Towards constraining warm dark matter with stellar streams through neural simulation-based inference

TL;DR

This paper introduces a neural simulation-based inference method to analyze stellar stream perturbations, enabling more accurate constraints on dark matter subhalo properties and particle mass without handcrafted statistics.

Contribution

It presents a likelihood-free Bayesian inference pipeline using Amortised Approximate Likelihood Ratios, improving over traditional ABC methods for dark matter subhalo analysis.

Findings

The method effectively infers subhalo abundance from stellar stream data.

It outperforms previous approaches relying on handcrafted summary statistics.

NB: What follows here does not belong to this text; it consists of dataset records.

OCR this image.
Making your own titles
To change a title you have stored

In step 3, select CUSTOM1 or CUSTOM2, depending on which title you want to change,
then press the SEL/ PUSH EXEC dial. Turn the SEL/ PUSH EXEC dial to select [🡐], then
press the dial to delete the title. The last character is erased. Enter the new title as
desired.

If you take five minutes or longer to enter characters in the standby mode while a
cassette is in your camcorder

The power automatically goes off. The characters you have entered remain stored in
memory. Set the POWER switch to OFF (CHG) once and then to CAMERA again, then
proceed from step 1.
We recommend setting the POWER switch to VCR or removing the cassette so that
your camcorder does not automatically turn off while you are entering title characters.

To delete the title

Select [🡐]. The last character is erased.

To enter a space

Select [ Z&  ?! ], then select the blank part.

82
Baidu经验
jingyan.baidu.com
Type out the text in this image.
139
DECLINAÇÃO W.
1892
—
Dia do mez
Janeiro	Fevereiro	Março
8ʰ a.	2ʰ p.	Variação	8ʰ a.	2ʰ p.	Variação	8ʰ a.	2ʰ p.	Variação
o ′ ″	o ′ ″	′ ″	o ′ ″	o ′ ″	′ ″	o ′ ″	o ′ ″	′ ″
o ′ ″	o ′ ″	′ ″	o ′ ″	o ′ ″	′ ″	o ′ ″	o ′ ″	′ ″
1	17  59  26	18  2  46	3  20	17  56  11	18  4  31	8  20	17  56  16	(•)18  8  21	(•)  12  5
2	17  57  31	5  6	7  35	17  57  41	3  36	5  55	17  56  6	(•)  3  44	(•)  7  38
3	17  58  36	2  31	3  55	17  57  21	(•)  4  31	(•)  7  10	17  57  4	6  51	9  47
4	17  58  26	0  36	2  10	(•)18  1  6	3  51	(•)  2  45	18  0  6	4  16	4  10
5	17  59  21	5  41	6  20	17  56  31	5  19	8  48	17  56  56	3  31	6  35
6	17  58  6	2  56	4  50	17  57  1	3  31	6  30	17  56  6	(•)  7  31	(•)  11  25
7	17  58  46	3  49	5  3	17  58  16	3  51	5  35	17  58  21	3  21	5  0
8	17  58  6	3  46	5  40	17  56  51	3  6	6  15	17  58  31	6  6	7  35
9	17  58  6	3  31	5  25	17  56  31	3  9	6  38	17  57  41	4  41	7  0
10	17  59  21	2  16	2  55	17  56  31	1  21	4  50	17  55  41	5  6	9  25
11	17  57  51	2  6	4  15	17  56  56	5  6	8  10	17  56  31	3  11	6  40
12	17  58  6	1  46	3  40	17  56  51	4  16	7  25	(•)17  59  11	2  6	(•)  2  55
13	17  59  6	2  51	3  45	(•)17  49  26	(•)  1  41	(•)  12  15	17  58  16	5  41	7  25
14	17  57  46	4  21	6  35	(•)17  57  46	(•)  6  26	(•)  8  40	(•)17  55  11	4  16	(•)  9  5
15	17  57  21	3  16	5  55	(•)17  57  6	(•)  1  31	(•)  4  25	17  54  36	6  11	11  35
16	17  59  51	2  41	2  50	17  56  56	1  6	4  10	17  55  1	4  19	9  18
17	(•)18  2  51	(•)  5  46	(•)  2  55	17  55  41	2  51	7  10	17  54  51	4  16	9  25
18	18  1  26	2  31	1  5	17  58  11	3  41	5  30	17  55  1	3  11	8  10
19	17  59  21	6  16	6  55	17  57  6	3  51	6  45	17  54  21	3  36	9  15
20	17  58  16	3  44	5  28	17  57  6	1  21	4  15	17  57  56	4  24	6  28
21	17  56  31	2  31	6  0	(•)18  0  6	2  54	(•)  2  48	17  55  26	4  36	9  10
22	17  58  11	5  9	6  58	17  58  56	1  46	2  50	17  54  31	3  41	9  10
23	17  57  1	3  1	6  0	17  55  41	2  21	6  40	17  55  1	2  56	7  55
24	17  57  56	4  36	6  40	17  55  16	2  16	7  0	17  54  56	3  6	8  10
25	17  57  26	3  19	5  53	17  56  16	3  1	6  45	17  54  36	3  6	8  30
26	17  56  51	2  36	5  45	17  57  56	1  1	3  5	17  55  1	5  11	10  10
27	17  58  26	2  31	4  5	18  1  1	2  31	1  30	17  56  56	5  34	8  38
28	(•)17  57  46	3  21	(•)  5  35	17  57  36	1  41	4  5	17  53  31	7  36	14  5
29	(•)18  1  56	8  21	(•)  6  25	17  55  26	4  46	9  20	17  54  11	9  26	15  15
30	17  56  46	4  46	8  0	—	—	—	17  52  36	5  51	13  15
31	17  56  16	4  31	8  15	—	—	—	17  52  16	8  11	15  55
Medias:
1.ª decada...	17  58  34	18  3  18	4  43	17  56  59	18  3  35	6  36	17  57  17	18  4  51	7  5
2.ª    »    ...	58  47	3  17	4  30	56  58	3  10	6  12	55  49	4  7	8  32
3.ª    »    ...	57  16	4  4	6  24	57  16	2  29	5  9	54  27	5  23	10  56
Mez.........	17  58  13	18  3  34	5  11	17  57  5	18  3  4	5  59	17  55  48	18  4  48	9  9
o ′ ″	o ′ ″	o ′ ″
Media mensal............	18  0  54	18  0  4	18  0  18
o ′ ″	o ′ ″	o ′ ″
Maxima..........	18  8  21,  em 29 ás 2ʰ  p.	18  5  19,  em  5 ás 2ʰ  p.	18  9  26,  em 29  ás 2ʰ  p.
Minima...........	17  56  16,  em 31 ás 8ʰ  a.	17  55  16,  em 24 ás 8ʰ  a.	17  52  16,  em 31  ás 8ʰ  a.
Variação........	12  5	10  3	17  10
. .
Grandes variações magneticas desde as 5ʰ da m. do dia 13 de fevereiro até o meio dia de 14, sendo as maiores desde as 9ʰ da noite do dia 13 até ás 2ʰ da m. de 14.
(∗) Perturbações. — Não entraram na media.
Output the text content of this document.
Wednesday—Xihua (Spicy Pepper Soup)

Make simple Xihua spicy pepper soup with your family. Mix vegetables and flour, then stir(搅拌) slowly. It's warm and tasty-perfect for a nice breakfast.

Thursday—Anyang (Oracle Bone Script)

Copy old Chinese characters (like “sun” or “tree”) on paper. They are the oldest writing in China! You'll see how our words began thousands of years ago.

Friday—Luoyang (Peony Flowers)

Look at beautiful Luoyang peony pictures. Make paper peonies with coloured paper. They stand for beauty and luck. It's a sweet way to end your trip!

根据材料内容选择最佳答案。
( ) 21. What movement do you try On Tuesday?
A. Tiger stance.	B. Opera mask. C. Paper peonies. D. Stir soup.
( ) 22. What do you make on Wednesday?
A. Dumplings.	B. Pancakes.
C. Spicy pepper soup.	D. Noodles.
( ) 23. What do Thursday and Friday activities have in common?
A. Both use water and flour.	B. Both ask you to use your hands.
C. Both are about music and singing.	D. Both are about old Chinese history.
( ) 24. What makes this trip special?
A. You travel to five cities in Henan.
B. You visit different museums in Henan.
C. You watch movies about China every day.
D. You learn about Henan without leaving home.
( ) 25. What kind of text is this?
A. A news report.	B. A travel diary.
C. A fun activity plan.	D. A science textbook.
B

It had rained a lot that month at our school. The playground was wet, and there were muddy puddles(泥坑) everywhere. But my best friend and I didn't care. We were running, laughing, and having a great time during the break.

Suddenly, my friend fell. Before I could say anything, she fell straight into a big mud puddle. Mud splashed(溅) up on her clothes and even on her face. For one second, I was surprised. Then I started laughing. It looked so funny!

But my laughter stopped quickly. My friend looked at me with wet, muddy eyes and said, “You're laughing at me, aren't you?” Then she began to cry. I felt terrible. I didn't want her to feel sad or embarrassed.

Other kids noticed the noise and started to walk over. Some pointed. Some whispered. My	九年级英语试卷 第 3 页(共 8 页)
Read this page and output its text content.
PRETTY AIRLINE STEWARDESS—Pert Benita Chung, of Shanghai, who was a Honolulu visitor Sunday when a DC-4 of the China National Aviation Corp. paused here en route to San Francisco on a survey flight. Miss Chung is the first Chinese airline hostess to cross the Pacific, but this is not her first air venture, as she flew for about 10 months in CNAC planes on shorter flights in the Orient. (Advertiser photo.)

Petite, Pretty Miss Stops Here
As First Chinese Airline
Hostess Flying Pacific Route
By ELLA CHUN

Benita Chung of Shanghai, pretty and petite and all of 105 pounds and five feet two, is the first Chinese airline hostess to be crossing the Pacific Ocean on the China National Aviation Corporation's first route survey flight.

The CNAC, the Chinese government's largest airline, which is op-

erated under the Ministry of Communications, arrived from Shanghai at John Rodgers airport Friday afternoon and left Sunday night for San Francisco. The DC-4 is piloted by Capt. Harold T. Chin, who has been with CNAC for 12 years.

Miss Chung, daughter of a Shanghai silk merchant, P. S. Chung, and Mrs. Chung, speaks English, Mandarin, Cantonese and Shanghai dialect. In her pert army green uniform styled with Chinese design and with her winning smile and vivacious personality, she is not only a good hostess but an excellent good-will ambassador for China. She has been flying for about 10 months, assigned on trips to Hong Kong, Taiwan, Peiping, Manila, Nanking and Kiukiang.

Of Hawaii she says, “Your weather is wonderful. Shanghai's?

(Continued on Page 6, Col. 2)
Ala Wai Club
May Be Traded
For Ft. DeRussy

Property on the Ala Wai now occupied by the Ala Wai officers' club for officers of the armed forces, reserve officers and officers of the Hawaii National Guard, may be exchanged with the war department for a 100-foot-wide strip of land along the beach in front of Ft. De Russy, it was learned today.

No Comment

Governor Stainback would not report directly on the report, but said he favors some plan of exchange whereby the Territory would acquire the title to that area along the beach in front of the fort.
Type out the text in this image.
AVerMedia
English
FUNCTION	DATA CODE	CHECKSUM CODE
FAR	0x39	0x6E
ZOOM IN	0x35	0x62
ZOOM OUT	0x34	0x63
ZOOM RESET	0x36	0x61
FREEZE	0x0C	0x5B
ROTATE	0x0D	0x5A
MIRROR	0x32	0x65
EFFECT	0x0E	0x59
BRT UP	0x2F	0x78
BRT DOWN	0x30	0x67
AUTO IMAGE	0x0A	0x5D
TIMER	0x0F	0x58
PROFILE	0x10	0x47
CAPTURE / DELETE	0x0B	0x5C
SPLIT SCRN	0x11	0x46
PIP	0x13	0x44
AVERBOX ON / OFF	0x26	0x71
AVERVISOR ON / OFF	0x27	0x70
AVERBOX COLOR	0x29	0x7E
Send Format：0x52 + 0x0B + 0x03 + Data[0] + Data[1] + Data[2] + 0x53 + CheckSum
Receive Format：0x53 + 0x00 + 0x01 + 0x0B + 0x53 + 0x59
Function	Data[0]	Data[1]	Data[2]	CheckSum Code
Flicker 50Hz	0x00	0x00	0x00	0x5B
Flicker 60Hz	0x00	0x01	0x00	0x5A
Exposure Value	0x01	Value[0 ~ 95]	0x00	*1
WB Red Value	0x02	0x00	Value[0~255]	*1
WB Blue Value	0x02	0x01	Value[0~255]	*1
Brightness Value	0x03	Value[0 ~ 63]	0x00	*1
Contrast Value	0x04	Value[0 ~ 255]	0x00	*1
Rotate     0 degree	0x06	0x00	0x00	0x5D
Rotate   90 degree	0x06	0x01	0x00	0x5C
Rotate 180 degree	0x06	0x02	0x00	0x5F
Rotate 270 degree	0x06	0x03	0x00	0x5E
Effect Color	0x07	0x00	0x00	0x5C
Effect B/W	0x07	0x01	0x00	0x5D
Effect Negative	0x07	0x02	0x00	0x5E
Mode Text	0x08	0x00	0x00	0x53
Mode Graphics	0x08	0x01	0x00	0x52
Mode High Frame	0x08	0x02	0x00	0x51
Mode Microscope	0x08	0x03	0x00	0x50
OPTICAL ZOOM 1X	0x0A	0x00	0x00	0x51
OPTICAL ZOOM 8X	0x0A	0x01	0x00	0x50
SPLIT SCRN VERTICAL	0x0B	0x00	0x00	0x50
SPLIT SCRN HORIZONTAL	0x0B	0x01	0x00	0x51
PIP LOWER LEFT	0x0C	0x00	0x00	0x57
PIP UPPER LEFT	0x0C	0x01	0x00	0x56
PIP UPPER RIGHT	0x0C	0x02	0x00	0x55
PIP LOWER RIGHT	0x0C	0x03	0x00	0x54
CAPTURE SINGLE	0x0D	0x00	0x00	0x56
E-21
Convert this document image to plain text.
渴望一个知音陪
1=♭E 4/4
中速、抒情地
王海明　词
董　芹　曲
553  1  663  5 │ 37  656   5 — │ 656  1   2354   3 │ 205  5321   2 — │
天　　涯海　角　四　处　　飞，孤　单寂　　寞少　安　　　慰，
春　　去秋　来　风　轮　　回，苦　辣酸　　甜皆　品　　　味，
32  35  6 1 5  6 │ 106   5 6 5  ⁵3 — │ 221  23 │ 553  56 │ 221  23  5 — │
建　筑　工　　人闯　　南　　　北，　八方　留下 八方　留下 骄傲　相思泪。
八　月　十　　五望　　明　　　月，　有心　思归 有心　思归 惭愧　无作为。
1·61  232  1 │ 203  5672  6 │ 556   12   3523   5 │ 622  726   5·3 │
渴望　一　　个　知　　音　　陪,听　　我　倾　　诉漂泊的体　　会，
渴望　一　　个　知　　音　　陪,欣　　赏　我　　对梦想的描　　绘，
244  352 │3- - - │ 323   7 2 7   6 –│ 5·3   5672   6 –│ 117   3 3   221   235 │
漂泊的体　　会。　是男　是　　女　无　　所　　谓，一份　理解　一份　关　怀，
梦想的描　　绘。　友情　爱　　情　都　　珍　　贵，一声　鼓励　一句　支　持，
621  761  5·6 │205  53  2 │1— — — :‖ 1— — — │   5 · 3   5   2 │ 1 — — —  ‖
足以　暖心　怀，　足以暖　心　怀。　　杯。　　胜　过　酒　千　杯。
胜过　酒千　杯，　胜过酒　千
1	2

The approach demonstrates high statistical quality and diagnostic robustness.

Abstract

A statistical analysis of the observed perturbations in the density of stellar streams can in principle set stringent contraints on the mass function of dark matter subhaloes, which in turn can be used to constrain the mass of the dark matter particle. However, the likelihood of a stellar density with respect to the stream and subhaloes parameters involves solving an intractable inverse problem which rests on the integration of all possible forward realisations implicitly defined by the simulation model. In order to infer the subhalo abundance, previous analyses have relied on Approximate Bayesian Computation (ABC) together with domain-motivated but handcrafted summary statistics. Here, we introduce a likelihood-free Bayesian inference pipeline based on Amortised Approximate Likelihood Ratios (AALR), which automatically learns a mapping between the data and the simulator parameters and obviates the need to handcraft a possibly insufficient summary statistic. We apply the method to the simplified case where stellar streams are only perturbed by dark matter subhaloes, thus neglecting baryonic substructures, and describe several diagnostics that demonstrate the effectiveness of the new method and the statistical quality of the learned estimator.